Citizen Scientist by Mary Ellen Hannibal

Citizen Scientist by Mary Ellen Hannibal

Author:Mary Ellen Hannibal
Language: eng
Format: epub
Publisher: The Experiment
Published: 2016-08-29T19:35:53+00:00


Razors were broke out and we all took a shave, some for the first and some for the second time in 17 months. Old clothes are being thrown overboard so the Board of Health will not hold us up, and we are washing in fresh water. At noon we set our course for the lightship and made up to it at 3:00 P.M. Here we picked up our pilot, Captain George Kortz, famous to all mariners entering the port of San Francisco, and shaped our course for the Golden Gate. . . . With the help of light breezes and a strong incoming tide, we drifted through the Golden Gate and narrowly missed colliding with the pilot boat Lady Mine, which was in the same predicament as ourselves. By 9:00 P.M. we reached Lime Point and came so close to the rocks that we put out the ship’s boat and tried to pull the schooner’s head around. Not succeeding in this, we hailed a passing crab fisherman in his fishing smack Louisa, and for the sum of ten dollars he agreed to tow us across to the quarantine station, where we arrived at 10:15 P.M., 65 days out from Culpepper Island and the 519th day of the voyage.

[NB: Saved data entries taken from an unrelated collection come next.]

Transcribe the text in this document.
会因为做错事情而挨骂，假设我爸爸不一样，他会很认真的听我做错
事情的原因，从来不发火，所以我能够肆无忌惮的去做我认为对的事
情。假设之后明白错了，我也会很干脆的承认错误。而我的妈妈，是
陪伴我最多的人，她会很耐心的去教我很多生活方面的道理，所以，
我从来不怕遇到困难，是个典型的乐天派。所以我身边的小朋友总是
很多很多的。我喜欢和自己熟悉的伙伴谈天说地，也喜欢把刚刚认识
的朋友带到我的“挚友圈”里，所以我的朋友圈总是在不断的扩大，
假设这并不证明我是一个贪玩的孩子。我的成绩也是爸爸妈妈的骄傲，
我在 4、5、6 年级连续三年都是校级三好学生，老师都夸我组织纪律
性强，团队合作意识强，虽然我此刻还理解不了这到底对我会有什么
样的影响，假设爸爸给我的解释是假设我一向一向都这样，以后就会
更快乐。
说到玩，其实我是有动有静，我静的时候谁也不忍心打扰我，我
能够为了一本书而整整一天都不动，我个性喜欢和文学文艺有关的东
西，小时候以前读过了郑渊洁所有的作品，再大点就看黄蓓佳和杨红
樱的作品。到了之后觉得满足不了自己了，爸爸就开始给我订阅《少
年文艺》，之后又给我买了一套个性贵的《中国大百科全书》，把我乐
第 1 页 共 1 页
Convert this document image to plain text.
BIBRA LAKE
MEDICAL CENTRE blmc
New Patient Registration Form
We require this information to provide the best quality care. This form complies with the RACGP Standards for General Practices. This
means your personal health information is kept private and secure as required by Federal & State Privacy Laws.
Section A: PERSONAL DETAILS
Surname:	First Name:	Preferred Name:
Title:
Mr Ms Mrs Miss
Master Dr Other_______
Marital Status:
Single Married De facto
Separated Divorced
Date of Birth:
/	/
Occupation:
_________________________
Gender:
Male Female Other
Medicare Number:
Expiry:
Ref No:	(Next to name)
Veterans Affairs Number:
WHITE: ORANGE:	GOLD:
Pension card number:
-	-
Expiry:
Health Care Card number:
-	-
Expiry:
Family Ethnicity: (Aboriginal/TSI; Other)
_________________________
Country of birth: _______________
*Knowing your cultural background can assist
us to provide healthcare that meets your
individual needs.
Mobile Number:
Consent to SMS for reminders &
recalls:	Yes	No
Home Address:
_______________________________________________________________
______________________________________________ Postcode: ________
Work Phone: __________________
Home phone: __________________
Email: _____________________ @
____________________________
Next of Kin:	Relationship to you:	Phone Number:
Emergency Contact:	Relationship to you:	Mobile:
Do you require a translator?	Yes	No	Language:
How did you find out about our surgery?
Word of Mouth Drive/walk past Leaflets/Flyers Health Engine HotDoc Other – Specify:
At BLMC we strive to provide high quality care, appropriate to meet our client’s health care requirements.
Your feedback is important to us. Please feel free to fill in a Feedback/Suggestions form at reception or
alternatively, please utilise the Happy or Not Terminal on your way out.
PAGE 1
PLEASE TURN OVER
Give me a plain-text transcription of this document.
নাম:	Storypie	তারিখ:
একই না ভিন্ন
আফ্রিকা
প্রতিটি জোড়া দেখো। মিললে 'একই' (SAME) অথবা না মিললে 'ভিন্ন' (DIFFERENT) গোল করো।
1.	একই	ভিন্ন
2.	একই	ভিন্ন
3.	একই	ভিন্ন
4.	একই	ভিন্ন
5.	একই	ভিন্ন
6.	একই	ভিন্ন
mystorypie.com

When the Academy returned with its cache, the specimens were stored in a walled-off section of the otherwise destroyed building. Not ideal conditions for studying them. At the same time, the decimation of the academy incited even more fervor to rebuild its reputation, and curators began publishing papers on their findings. The flood was initiated in 1907 with a paper on the giant land tortoises; by 1911 there were papers on butterflies and a 280-page botanical survey by Alban Stewart; in 1912, a monograph on snakes. In 1913 Edward Winslow Gifford produced a paper on the birds of the Galápagos. These publications, disseminated to scientific institutions around the world, essentially re-established the museum. Reverberations from personality differences began to be felt; Alban Stewart, a.k.a. “Granny,” for example, appears to have coded his botanical specimens in such a way that no one else could ever make sense of them. Rebuffed by the academy, where he was refused a paying job, Stewart went on to a prominent career elsewhere. The specimens he collected for the academy remained in California; later, the botanist Alice Eastwood, charged with figuring out his gnomic categorizing, threw up her hands in disgust and called his work a “Rosetta stone.” This is pretty bad behavior for a scientist—to obscure his own research so that others may not benefit from it. Yet, of course, history may eventually find another ending for Stewart’s story, if some once or future botanist can figure out his key.